After all, you have to have some terra firma on which to plant your feet … some things you can count on remaining constant from day to day, week to week, year to year, or it all becomes too chaotic … too debilitating.
But here’s the thing. That sense of permanence is an illusion. All it takes for that truth to hit home is for some unwelcome change to come along to put what seemed so sure, so count-on-able, in doubt.
You get sick or have an accident. You lose a job. Get divorced. Someone dies. There’s a tsunami.
And no one gets to escape “the slings and arrows of outrageous fortune.” Stuff happens. Some predictable … some out of the blue.
The challenge you and I face today is no different from the one humans have faced since the beginning of time … to be as centered, calm, creative and happy as we can be in a world of impermanence … as we cling to this rock hurtling through space at 38,000 miles an hour.
Can I get philosophical for a moment? I promise there’ll be a practical payoff on the other side.
Nothing ever is. It’s always becoming.
Those things that seem static and unchanging, for even a moment, really aren’t.
We talk about the status quo, but there’s quite literally no such thing as current reality. The quo is never status.
It’s a hard notion to wrap your head around. But there’s a benefit for those who can. They’re able to roll with the punches in life more easily.
Why? Because they aren’t taking continuity for granted. They don’t assume things will stay more or less the same, so they’re better prepared mentally for disruptions when they occur.
Notice I said better prepared. Not many of us are all that well prepared, regardless of mindset … and a shock is a shock.
But if you think of things as being mostly constant … with change rudely shaking things up every now and then … you can feel abused and victimized by unwelcome change when it ups and smacks you in the face.
So, what are the practical takeaways here?
Number 1: Seeing change as an imposition rather than as a given can make you feel like a victim. It’s the difference between saying, “Damn rain” and acknowledging that “Into every life a little rain must fall.” And there’s no empowerment, no possibility, in playing the role of the victim.
Number 2: If change is constant, the only way to relate to it in a healthy way is not to resist it or bemoan it, but to simply be the one initiating and directing the change as much as possible.
After all, the alternative is to be stuck reacting to it … often rather helplessly.
Think of it this way. If there’s a movie being made in real time … the movie of your life … wouldn’t you rather be the director than an actor following a script someone else has written for you?

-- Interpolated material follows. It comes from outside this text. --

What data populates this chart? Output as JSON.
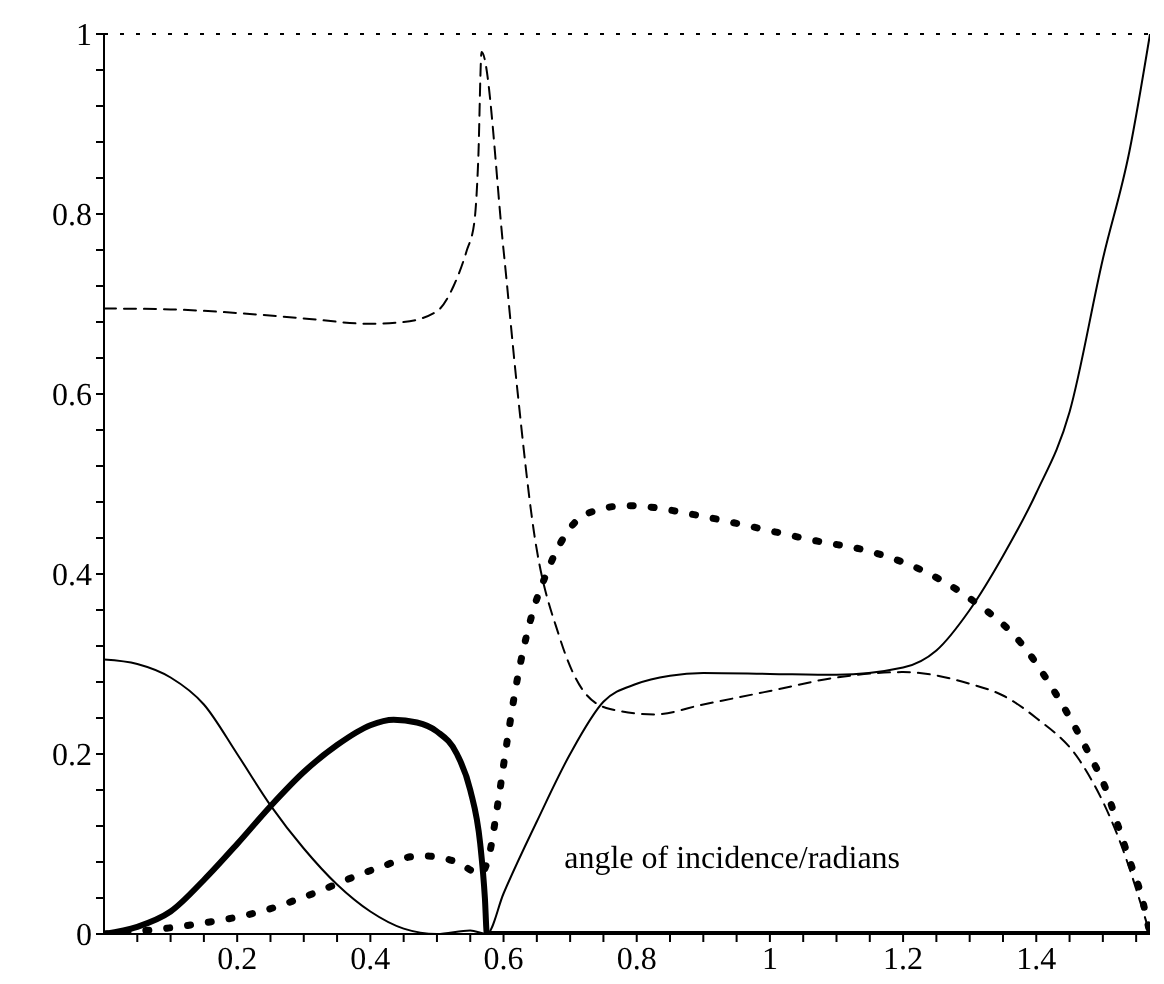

If nothing ever is and it’s always becoming, who determines what it’s becoming?
Why not you?
Look, I get that stuff happens that seems completely out of your control, but whatever you do, don’t buy into the concept of fate. Nothing is more disempowering.
She who influences what she can control and rolls with what she can’t wins the game.
Am I talking about making lemonade out of lemons? Sure, but there’s more to it than that. It’s not so much about what you do. It’s about how you perceive the world and what you become as a result. Flexible, adaptable … someone who not only survives but thrives.
We are promised nothing … guaranteed nothing …and the surest things can change. But that’s no cause for anguish. It just means we’re guaranteed an exciting and unpredictable ride … and we can make of this life and its crazy twists and turns what we will.